Stênio Gardel, o cearense vencedor de prêmio literário internacional: 'Tem o peso da minha história'

Romance de estreia do limoeirense ganhou o National Book Award na categoria Literatura Traduzida; troféu foi entregue na última quarta-feira (15), em Nova York

Escrito por Diego Barbosa , diego.barbosa@svm.com.br
Legenda: Stênio Gardel sobe ao palco para receber o troféu do National Book Award: "Ganhar só deixou tudo mais especial ainda"
Foto: Reprodução/National Book Award

Dos sonhos que Stênio Gardel não dizia nem a si mesmo, ganhar um prêmio internacional era um deles. Mas aconteceu.

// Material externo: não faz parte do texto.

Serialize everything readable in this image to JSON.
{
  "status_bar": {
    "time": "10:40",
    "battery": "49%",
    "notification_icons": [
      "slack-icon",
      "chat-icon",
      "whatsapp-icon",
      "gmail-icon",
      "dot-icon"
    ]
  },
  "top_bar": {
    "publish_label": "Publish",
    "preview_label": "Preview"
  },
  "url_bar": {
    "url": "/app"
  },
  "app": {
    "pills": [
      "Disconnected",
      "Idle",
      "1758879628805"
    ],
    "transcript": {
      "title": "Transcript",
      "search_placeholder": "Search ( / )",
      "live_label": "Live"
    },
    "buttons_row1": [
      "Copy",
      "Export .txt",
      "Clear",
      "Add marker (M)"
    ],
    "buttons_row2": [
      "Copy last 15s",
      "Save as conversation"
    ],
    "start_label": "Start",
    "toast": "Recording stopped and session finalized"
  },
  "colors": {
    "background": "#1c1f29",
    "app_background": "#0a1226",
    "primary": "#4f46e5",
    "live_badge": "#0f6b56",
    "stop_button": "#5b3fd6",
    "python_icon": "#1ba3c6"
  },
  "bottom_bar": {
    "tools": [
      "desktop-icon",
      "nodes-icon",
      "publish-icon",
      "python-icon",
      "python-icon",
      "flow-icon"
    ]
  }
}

Na última quarta-feira (15), o cearense de Limoeiro do Norte venceu o National Book Award, uma das mais importantes honrarias literárias dos Estados Unidos, concedida anualmente aos melhores livros escritos ou traduzidos para o inglês.

A cerimônia aconteceu em Nova York e laureou “A palavra que resta”, romance de estreia de Stênio, lançado pela Companhia das Letras em 2021. O troféu foi para o autor e para a tradutora, Bruna Dantas Lobato, que verteu o texto para inglês na edição da New Vessel Press, intitulada “The Words That Remain”.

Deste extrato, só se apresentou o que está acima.